Abandono el desierto de la conjetura y regreso al valle siempre fresco de la reflexión donde me cuestiono con insistencia cómo serían nuestras vidas si no soñáramos. Es en los sueños donde afloran las emociones y vivencias que habitan en nuestros más profundos abismos. Por eso, me pregunto si los sueños no son más que la digestión periódica que necesita el alma, el proceso necesario donde convertimos nuestros anhelos y temores en experiencias asimilables en el día a día.

En la mitología griega, Hipnos era la personificación del sueño. Su madre se llamaba Nix, la noche, y  su hermano gemelo, Tánatos, la muerte. Hipnos vivía en una cueva oscura y profunda en cuya entrada crecían amapolas y otras plantas narcóticas. La cueva estaba en una isla en la que fluía Lete, el río del olvido. En el mito, el paisaje onírico se parece más al territorio de la muerte que a una escena bucólica de la vida. ¿Acaso no morimos momentáneamente mientras soñamos?

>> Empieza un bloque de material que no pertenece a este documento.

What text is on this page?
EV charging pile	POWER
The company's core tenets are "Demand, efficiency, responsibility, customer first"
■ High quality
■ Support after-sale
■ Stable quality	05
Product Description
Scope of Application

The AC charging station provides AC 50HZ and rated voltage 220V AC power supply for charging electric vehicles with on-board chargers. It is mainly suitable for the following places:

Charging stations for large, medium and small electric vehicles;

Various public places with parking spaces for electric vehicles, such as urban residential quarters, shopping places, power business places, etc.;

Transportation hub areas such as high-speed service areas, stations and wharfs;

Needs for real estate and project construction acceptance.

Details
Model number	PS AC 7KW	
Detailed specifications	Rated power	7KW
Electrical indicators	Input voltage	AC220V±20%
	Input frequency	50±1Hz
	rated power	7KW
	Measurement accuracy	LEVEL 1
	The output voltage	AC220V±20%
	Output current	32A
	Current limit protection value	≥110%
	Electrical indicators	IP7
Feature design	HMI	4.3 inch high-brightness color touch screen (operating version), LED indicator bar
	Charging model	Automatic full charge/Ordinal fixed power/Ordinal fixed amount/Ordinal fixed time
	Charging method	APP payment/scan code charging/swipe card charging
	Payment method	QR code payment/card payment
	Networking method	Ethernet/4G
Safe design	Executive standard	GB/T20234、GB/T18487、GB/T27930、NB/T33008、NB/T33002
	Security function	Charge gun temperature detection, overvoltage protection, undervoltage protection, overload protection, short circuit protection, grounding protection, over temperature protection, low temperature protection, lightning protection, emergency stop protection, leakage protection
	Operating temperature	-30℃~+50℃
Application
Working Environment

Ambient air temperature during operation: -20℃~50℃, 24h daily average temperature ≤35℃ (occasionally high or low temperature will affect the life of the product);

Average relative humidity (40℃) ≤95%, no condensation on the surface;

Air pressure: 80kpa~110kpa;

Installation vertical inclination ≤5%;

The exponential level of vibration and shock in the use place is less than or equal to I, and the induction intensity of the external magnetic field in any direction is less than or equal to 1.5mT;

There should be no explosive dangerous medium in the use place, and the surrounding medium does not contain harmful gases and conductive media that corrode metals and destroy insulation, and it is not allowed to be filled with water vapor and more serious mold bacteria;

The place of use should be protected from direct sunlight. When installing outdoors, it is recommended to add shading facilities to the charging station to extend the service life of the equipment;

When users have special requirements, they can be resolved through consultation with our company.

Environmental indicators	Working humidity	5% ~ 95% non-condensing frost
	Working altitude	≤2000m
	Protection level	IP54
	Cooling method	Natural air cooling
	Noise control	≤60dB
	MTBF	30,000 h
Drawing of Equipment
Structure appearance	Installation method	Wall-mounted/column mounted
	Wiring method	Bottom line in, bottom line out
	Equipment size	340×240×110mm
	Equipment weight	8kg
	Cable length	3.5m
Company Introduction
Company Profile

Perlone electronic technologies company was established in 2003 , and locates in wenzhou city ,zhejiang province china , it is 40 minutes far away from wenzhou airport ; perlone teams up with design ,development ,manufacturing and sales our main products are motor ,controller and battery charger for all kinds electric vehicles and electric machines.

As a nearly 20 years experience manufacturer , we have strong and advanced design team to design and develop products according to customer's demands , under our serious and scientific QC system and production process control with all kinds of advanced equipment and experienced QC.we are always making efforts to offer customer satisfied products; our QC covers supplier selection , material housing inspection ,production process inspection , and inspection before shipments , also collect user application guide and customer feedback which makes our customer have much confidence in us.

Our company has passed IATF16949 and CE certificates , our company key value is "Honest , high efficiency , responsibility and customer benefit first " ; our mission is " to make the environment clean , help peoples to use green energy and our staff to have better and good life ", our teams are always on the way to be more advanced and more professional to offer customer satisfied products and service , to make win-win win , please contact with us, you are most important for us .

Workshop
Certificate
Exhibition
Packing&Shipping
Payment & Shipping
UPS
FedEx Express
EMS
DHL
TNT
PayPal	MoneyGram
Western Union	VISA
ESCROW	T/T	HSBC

Soy descreído, agnóstico, no tengo fe ni creo en las supersticiones. Sin embargo, no albergo dudas: los muertos se nos aparecen, vienen a buscarnos una y otra vez. ¿No sentimos nítida su presencia cuando suenan en nuestra cabeza sus canciones? ¿O cuando nos sorprendemos al oír en nuestra boca sus frases favoritas? Confieso que yo hablo con ellos a escondidas, que aún les cuento las buenas y malas noticias y que en los momentos delicados, les ruego su protección y ayuda.

No sólo somos lo que vivimos, sino también lo que soñamos. Por eso, tal vez, soñar no sea más que el deseo íntimo e irrenunciable de vivir una existencia paralela en esa patria fugaz y personal, en esa sólida ilusión que es capaz de congregar a vivos y muertos.